Friday, July 24, 2015

What I'm Reading Aloud to My Fifth-Graders (and Where I Want Their Thinking to Go.)

It's time to, once again, map out this year's fifth grade reading. I center my units on ideas found in high-interest, challenging read-alouds and the Core skills that go with them. Keep in mind that when I do my read-alouds, every kid has a copy, because we'll do work with that text before I turn them loose on their own book club books. As I'm, you know, a stinkin' teacher, I'm not a rich woman. So, unless Scholastic has a bangin' $1 deal, which does happen from time to time, I need to keep the book sets I've been using. As I move from a regular classroom to one for gifted kids, though, I'll need to ratchet up the complexity and depth of the questions I ask in order to get the results I want. Not a huge deal; I've taught middle school English before, so I know where to go.The books on this list would serve well in a fifth or a sixth grade classroom.

One of the things I've re-thought since reading Readicide (A group of bloggy-friends and I did an amazing blog hop on it this summer! Check it out through my word cloud to this post's right.) is to begin with the end in mind. Decide before planning the daily instruction what you want kids to get from a book and use it to create your guiding question.

So - here we go. This year's read aloud list with (most of) their guiding questions. They're in the order I think I'll be doing them, but that may change. We'll see. For each book, if you click the cover, you can find it on Amazon.
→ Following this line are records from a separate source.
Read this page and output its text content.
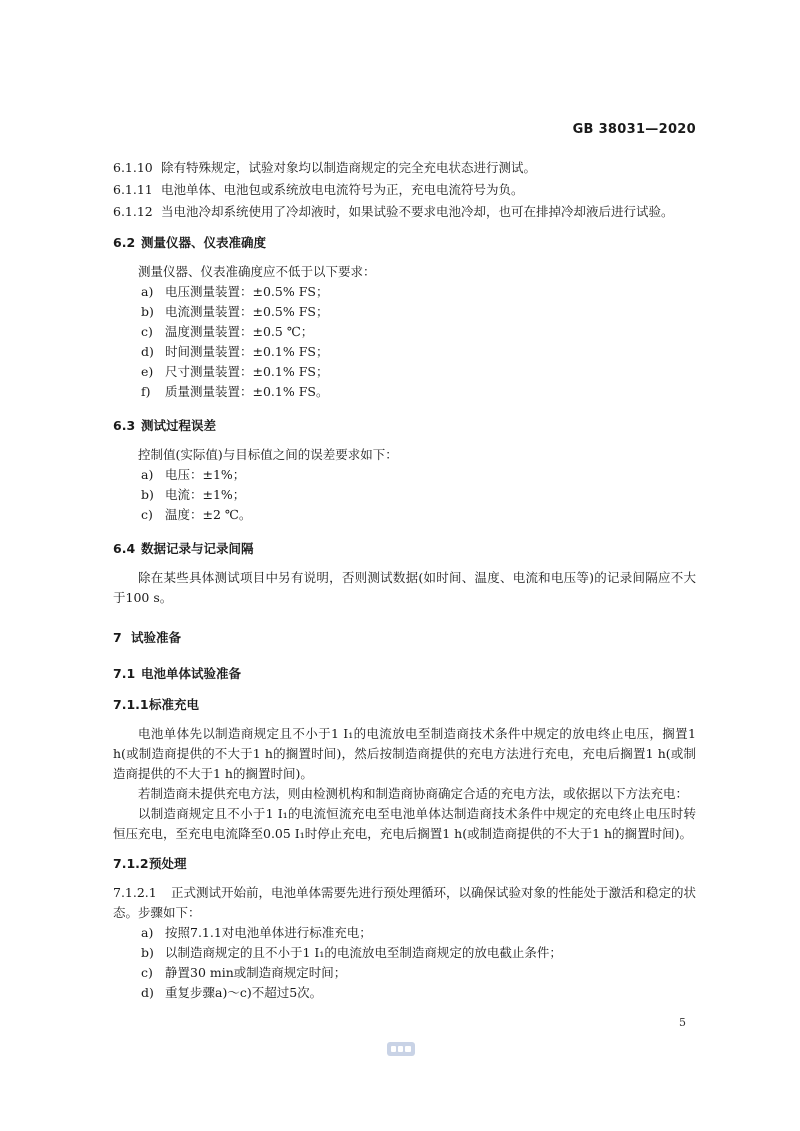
GB 38031—2020
6.1.10 除有特殊规定，试验对象均以制造商规定的完全充电状态进行测试。
6.1.11 电池单体、电池包或系统放电电流符号为正，充电电流符号为负。
6.1.12 当电池冷却系统使用了冷却液时，如果试验不要求电池冷却，也可在排掉冷却液后进行试验。
6.2 测量仪器、仪表准确度

测量仪器、仪表准确度应不低于以下要求：

a) 电压测量装置：±0.5% FS；
b) 电流测量装置：±0.5% FS；
c) 温度测量装置：±0.5 ℃；
d) 时间测量装置：±0.1% FS；
e) 尺寸测量装置：±0.1% FS；
f)	质量测量装置：±0.1% FS。
6.3 测试过程误差

控制值(实际值)与目标值之间的误差要求如下：

a) 电压：±1%；
b) 电流：±1%；
c) 温度：±2 ℃。
6.4 数据记录与记录间隔

除在某些具体测试项目中另有说明，否则测试数据(如时间、温度、电流和电压等)的记录间隔应不大于100 s。

7 试验准备
7.1 电池单体试验准备
7.1.1标准充电

电池单体先以制造商规定且不小于1 I₁的电流放电至制造商技术条件中规定的放电终止电压，搁置1 h(或制造商提供的不大于1 h的搁置时间)，然后按制造商提供的充电方法进行充电，充电后搁置1 h(或制造商提供的不大于1 h的搁置时间)。

若制造商未提供充电方法，则由检测机构和制造商协商确定合适的充电方法，或依据以下方法充电：

以制造商规定且不小于1 I₁的电流恒流充电至电池单体达制造商技术条件中规定的充电终止电压时转恒压充电，至充电电流降至0.05 I₁时停止充电，充电后搁置1 h(或制造商提供的不大于1 h的搁置时间)。

7.1.2预处理

7.1.2.1 正式测试开始前，电池单体需要先进行预处理循环，以确保试验对象的性能处于激活和稳定的状态。步骤如下：

a) 按照7.1.1对电池单体进行标准充电；
b) 以制造商规定的且不小于1 I₁的电流放电至制造商规定的放电截止条件；
c) 静置30 min或制造商规定时间；
d) 重复步骤a)～c)不超过5次。
5
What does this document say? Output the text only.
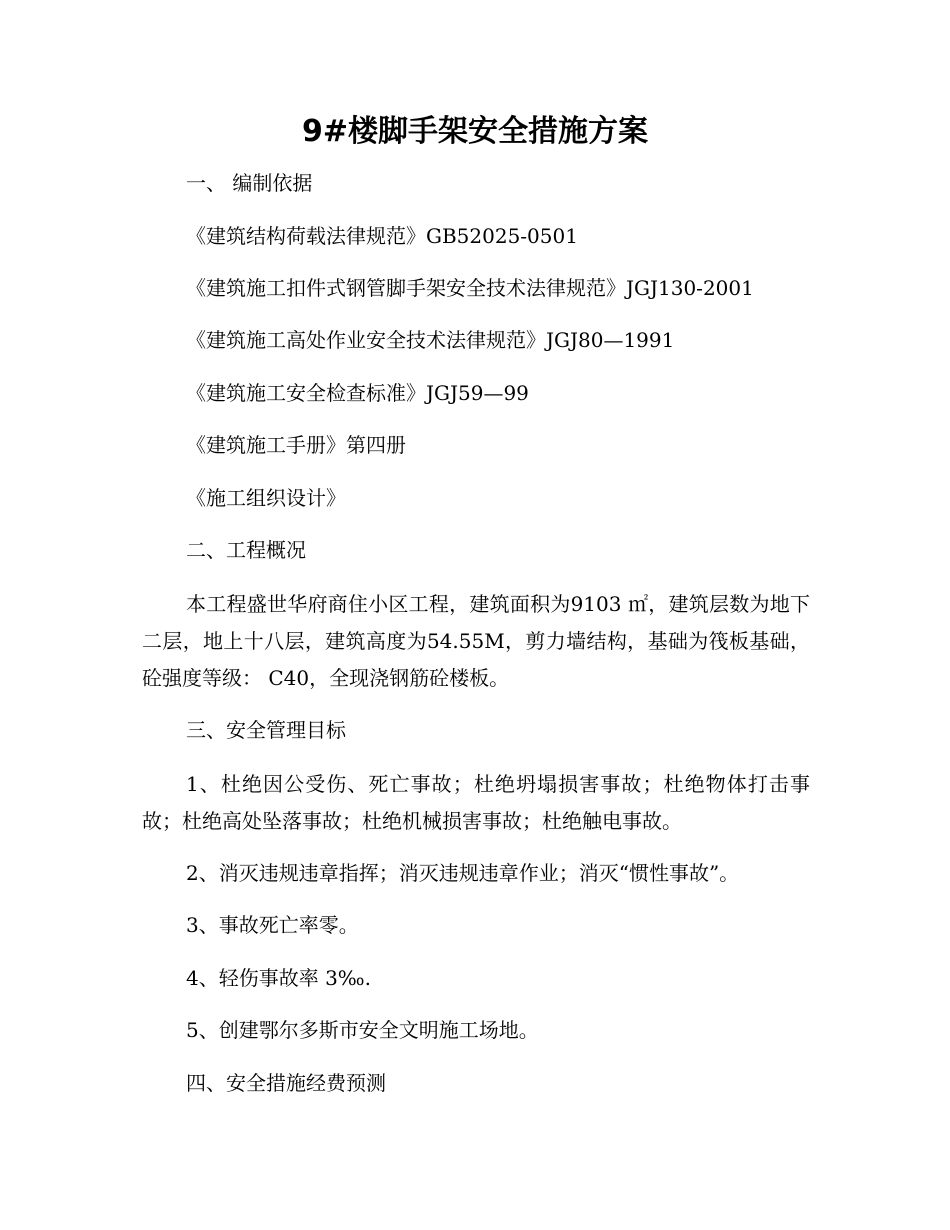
9#楼脚手架安全措施方案

一、 编制依据

《建筑结构荷载法律规范》GB52025-0501

《建筑施工扣件式钢管脚手架安全技术法律规范》JGJ130-2001

《建筑施工高处作业安全技术法律规范》JGJ80—1991

《建筑施工安全检查标准》JGJ59—99

《建筑施工手册》第四册

《施工组织设计》

二、工程概况

本工程盛世华府商住小区工程，建筑面积为9103 ㎡，建筑层数为地下二层，地上十八层，建筑高度为54.55M，剪力墙结构，基础为筏板基础，砼强度等级： C40，全现浇钢筋砼楼板。

三、安全管理目标

1、杜绝因公受伤、死亡事故；杜绝坍塌损害事故；杜绝物体打击事故；杜绝高处坠落事故；杜绝机械损害事故；杜绝触电事故。

2、消灭违规违章指挥；消灭违规违章作业；消灭“惯性事故”。

3、事故死亡率零。

4、轻伤事故率 3‰.

5、创建鄂尔多斯市安全文明施工场地。

四、安全措施经费预测
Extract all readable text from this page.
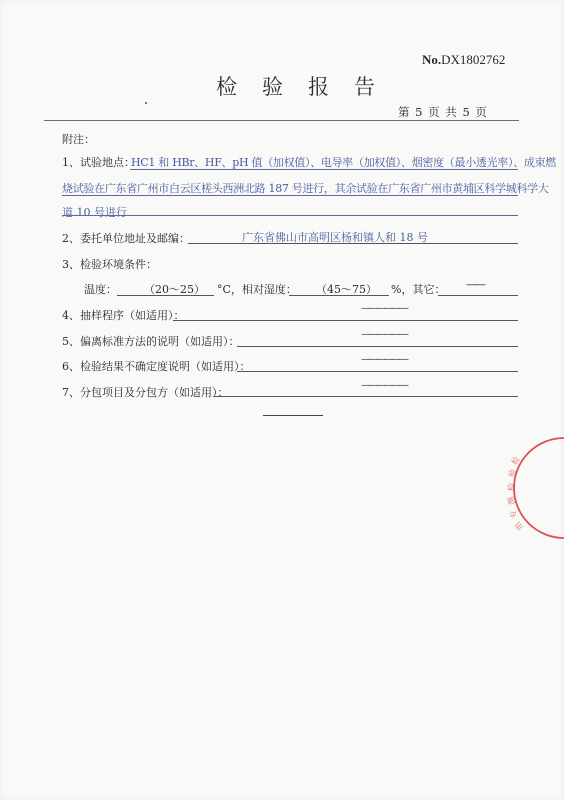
No.DX1802762
检验报告
第 5 页 共 5 页
附注：
1、试验地点：
HC1 和 HBr、HF、pH 值（加权值）、电导率（加权值）、烟密度（最小透光率）、成束燃
烧试验在广东省广州市白云区槎头西洲北路 187 号进行，其余试验在广东省广州市黄埔区科学城科学大
道 10 号进行
2、委托单位地址及邮编：	广东省佛山市高明区杨和镇人和 18 号
3、检验环境条件：
温度： （20～25） °C，相对湿度： （45～75） %，其它： ——
4、抽样程序（如适用）：
——————
5、偏离标准方法的说明（如适用）：
——————
6、检验结果不确定度说明（如适用）：
——————
7、分包项目及分包方（如适用）：
——————
检
验
检
测
专
用
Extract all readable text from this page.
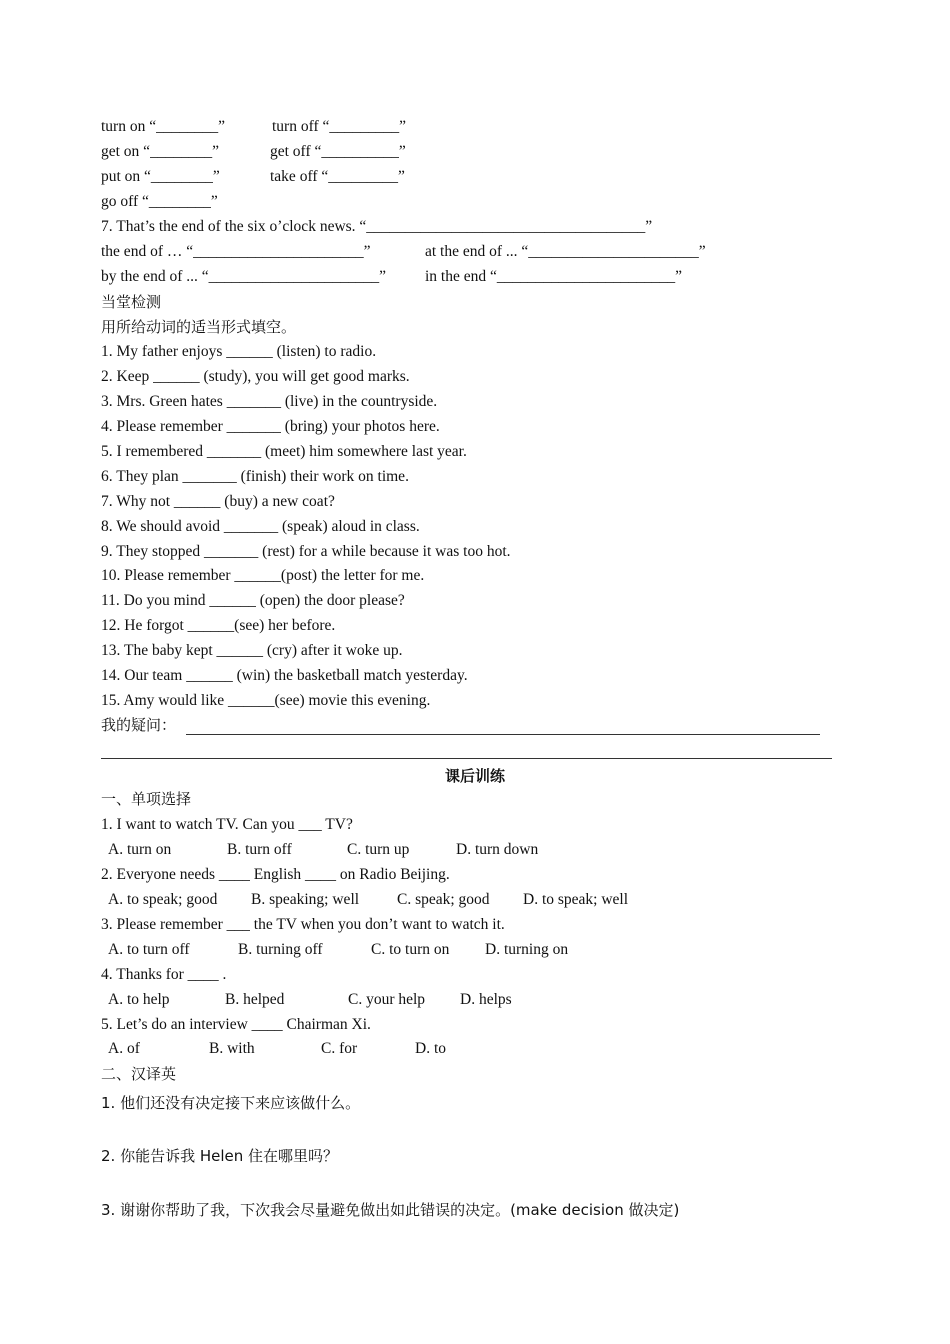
turn on “________”	turn off “_________”
get on “________”	get off “__________”
put on “________”	take off “_________”
go off “________”
7. That’s the end of the six o’clock news. “____________________________________”
the end of … “______________________”	at the end of ... “______________________”
by the end of ... “______________________”	in the end “_______________________”
当堂检测
用所给动词的适当形式填空。
1. My father enjoys ______ (listen) to radio.
2. Keep ______ (study), you will get good marks.
3. Mrs. Green hates _______ (live) in the countryside.
4. Please remember _______ (bring) your photos here.
5. I remembered _______ (meet) him somewhere last year.
6. They plan _______ (finish) their work on time.
7. Why not ______ (buy) a new coat?
8. We should avoid _______ (speak) aloud in class.
9. They stopped _______ (rest) for a while because it was too hot.
10. Please remember ______(post) the letter for me.
11. Do you mind ______ (open) the door please?
12. He forgot ______(see) her before.
13. The baby kept ______ (cry) after it woke up.
14. Our team ______ (win) the basketball match yesterday.
15. Amy would like ______(see) movie this evening.
我的疑问：
课后训练
一、单项选择
1. I want to watch TV. Can you ___ TV?
A. turn on	B. turn off	C. turn up	D. turn down
2. Everyone needs ____ English ____ on Radio Beijing.
A. to speak; good B. speaking; well C. speak; good D. to speak; well
3. Please remember ___ the TV when you don’t want to watch it.
A. to turn off	B. turning off	C. to turn on D. turning on
4. Thanks for ____ .
A. to help	B. helped	C. your help D. helps
5. Let’s do an interview ____ Chairman Xi.
A. of	B. with	C. for	D. to
二、汉译英
1. 他们还没有决定接下来应该做什么。
2. 你能告诉我 Helen 住在哪里吗？
3. 谢谢你帮助了我，下次我会尽量避免做出如此错误的决定。(make decision 做决定)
BTW - it is assumed all answers will be supported with evidence from the text, and I'll find different ways of presenting the kids' ideas about these questions.
1. Crispin: The Cross of Lead by Avi
    How does the author use Bear as an agent of change for Crispin, but also uses Crispin as an agent of change for Bear?
2. The View from Saturday by E.L. Konigsburg
   "Needing a lift" appears throughout the book as an Again and Again. Why? For which character is this most important?
Note: If you don't know what an 'again and again' is, check out a book called Notice and Note: Strategies for Close Reading by Kyleen Beers and Robert Probst. When I looked the authors up, I found they've done a nonfiction one, too, to be released in October. I pre-ordered that bad boy without a bit of hesitation.

3. Freak the Mighty by Rodman Philbrick
    What was the author's purpose in presenting us with such completely different protagonists?
4. Out of the Dust by Karen Hesse
    Of the many disrupted cycles in the story, from which can we learn the most?

5. The Secret Garden by Frances Hodgson Burnett
   I didn't pick this one; it's a requirement in our AIG program and part of a William and Mary unit. Frankly, it'd make an excellent third-grade read aloud, but it's so much less complex than the stories we'll have already read, that I'm not enthused. That, and I'd like to b#$% slap most of the characters. I'll have to work on changing my attitude toward it.
6. Bomb:  The Race to Build - and steal - the World's Most Dangerous Weapon by Steve Sheinkin
    Why did the author decide to write this as a piece of narrative fiction, rather than an all-about?
7. Walk Two Moons by Sharon Creech
    How does the symbol of the fireplace behind the wall relate to the story's other strands?
8. Roll of Thunder, Hear My Cry by Mildred D. Taylor
   How can sharecropping, a cycle, be both dysfunctional and productive? What legacy has it left?
and, finally,
9. The Westing Game by Ellen Raskin
    Redemption is a repeated theme in the story. Did The Game allow Sam Westing to redeem himself?

That's my lineup for this year...which too-good-to-pass-up reads did I leave out? Let us know!
Remember to Pin this list for later!


  1. Wow you have some fab books to read this year!

    Teaching Autism

  2. LOVE your post! LOVE so many of these books! When I was a 5th grader, my teacher read to our class The Westing Game. Since then, I've read it time and time again aloud to my 4th and 5th graders!! Love, love! :)

    1. It took me a couple of readings before I finally, really 'got' it! ;)

  3. I think it's funny that we're only a grade away but we chose completely different books! How great!


  4. Great list of books. Some are new to me- I can't wait to use them this year. Thanks!